Múltiplas ondas de ataques mortais lançados por ambos os lados nos dias seguintes resultaram em um número crescente de vítimas e aumentaram o risco de uma conflagração regional mais ampla que poderia envolver os Estados Unidos, que até agora apenas auxiliaram na defesa de Israel contra um ataque a mísseis e drones iranianos.
Aos olhos de Pequim, tudo isso dá amplos motivos para se manifestar abertamente sobre um conflito que se desenrola em uma parte do mundo onde o país tem trabalhado constantemente para aumentar sua influência econômica e diplomática, mas onde especialistas dizem que sua influência como mediadora permanece limitada.
“Desempenhe um papel construtivo”
Por um lado, como a política “América Primeiro” do governo Trump abalou a posição tradicional dos EUA no cenário internacional, Pequim vê uma oportunidade de expandir ainda mais sua influência. Isso é especialmente verdadeiro no contexto de países do Sul Global, onde Israel recebeu dura condenação por seu ataque contínuo a Gaza.

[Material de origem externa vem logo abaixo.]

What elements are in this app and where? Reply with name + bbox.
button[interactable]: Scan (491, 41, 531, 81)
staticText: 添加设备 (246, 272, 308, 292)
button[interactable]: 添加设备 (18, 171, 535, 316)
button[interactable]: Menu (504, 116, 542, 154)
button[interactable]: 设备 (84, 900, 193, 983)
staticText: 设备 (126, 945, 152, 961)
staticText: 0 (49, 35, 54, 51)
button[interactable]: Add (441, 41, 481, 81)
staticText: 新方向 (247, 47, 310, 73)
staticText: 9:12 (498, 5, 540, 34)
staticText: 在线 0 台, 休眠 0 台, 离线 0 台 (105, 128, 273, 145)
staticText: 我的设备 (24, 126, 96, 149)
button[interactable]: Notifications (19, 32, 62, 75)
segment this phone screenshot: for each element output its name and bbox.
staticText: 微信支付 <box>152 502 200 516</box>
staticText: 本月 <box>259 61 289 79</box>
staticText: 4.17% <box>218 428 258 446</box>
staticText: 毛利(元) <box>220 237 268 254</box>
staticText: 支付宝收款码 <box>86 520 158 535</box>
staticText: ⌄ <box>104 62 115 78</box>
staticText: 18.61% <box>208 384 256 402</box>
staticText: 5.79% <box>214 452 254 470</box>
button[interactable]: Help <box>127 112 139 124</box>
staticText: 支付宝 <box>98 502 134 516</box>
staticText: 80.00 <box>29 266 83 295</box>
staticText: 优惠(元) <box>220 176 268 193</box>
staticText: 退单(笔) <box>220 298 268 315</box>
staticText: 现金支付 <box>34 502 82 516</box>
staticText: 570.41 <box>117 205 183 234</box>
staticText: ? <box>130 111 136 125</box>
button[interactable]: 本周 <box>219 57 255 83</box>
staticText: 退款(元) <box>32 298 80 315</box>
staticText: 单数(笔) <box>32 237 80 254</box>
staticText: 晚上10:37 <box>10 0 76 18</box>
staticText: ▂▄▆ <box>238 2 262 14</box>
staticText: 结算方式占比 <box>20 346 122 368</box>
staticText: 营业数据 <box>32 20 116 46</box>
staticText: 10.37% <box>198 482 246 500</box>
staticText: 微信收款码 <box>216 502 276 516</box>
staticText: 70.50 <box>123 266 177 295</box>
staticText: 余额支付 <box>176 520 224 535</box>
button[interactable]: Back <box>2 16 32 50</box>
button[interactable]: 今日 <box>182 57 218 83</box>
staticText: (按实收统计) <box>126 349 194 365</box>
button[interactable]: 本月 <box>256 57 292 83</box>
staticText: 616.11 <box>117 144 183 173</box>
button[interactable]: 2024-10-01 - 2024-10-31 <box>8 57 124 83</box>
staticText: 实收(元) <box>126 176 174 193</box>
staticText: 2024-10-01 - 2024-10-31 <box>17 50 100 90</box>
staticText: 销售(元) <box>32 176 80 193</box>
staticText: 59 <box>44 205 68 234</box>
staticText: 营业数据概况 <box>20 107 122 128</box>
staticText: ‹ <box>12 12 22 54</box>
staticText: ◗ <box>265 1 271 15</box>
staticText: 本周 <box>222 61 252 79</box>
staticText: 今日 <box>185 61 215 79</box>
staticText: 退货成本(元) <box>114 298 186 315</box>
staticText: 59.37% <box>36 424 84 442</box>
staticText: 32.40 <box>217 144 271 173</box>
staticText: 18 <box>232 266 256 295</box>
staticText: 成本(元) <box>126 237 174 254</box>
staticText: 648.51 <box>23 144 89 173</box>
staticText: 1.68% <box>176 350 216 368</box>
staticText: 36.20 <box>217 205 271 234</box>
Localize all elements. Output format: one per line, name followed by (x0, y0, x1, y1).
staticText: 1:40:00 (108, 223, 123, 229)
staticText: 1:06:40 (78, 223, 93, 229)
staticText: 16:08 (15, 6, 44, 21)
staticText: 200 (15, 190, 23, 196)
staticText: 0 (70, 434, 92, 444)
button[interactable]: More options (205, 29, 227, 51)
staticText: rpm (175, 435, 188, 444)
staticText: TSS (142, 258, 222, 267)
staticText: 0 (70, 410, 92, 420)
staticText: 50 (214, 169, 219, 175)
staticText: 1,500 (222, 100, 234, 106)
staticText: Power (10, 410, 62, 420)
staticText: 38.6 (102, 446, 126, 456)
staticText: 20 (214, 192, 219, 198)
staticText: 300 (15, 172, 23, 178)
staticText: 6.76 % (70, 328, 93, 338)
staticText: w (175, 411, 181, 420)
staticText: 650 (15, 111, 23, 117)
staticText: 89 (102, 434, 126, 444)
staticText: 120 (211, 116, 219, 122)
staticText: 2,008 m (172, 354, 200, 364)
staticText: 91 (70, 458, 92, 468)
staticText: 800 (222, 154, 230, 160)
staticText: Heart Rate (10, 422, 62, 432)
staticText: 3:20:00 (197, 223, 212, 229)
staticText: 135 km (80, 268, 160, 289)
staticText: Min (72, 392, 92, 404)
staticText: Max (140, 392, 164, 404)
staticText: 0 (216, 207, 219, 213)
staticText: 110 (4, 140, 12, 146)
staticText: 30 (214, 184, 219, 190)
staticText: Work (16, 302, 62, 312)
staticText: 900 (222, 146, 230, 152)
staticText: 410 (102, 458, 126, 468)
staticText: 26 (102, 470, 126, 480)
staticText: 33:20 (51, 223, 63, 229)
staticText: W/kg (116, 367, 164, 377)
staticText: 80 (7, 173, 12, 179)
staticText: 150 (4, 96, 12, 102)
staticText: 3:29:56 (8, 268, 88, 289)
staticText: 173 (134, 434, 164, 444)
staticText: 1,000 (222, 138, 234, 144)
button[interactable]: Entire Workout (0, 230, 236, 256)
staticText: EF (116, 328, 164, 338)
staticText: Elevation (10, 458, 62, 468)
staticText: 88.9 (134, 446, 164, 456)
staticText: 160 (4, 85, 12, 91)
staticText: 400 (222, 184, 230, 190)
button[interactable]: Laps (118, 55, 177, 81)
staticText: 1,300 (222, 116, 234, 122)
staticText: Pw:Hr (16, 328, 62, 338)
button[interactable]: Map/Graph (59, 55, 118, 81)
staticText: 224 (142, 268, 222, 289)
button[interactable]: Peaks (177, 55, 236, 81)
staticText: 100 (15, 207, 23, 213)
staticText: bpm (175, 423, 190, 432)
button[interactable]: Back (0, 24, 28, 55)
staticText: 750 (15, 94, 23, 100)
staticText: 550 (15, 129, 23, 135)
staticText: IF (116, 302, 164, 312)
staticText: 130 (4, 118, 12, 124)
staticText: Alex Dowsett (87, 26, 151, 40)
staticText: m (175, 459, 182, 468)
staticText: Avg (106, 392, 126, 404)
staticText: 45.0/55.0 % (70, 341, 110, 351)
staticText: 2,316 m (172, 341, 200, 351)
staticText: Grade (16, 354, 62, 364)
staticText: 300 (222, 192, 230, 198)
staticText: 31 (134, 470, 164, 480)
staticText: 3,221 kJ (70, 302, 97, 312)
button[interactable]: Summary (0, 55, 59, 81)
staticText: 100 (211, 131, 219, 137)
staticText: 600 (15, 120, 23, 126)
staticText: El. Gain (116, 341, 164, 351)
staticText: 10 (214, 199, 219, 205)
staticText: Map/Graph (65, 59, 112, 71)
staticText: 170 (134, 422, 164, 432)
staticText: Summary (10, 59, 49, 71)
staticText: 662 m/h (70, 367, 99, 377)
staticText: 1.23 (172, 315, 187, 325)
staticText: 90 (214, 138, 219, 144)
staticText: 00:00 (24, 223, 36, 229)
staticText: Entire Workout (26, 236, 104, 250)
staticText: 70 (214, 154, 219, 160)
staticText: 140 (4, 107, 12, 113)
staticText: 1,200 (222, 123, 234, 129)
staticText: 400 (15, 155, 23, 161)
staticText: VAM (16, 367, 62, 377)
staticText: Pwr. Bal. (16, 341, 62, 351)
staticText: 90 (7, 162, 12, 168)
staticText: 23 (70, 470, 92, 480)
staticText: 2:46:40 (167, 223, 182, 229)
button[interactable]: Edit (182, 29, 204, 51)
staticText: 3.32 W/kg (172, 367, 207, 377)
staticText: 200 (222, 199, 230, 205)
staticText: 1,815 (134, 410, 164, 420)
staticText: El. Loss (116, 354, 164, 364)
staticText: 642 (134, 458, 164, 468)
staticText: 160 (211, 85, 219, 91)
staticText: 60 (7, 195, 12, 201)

Pequim também é um importante apoiador diplomático e econômico do Irã e tem se empenhado em aprofundar ainda mais a colaboração nos últimos anos, incluindo a realização de exercícios navais conjuntos, mesmo buscando equilibrar esses laços com suas crescentes relações com países como a Arábia Saudita.
Autoridades chinesas há muito tempo se opõem às sanções dos EUA ao Irã e criticam a retirada dos EUA do acordo nuclear iraniano de 2015, enquanto acusam Washington de ser uma fonte de instabilidade e tensões na região.
Wang criticou veladamente os EUA em sua ligação telefônica com seu homólogo iraniano no sábado, segundo a nota chinesa sobre a ligação, dizendo que “a China também insta os países que têm influência sobre Israel a fazerem esforços concretos para restaurar a paz”.
“A China está pronta para manter a comunicação com o Irã e outras partes relevantes para continuar desempenhando um papel construtivo na redução da tensão”, acrescentou.
Em declarações ao ministro das Relações Exteriores de Israel, Gideon Sa’ar, no sábado, Wang disse que a China “instou Israel e o Irã a resolverem as diferenças por meio do diálogo” e acrescentou “que a China está disposta a desempenhar um papel construtivo no apoio a esses esforços”, segundo um comunicado chinês.
É improvável que Pequim veja benefícios no aprofundamento das tensões na região, da qual depende para obter energia e onde tem buscado se mostrar como uma potência emergente. Por exemplo, assumiu um papel surpreendente ao facilitar uma reaproximação diplomática entre os arquirrivais Arábia Saudita e Irã em 2023.
Não está claro qual papel Pequim poderia desempenhar na resolução do conflito atual, incluindo quanta influência Pequim tem sobre Teerã, mesmo com legisladores em Washington alertando sobre um “eixo” cada vez mais profundo entre China, Irã, Rússia e Coreia do Norte.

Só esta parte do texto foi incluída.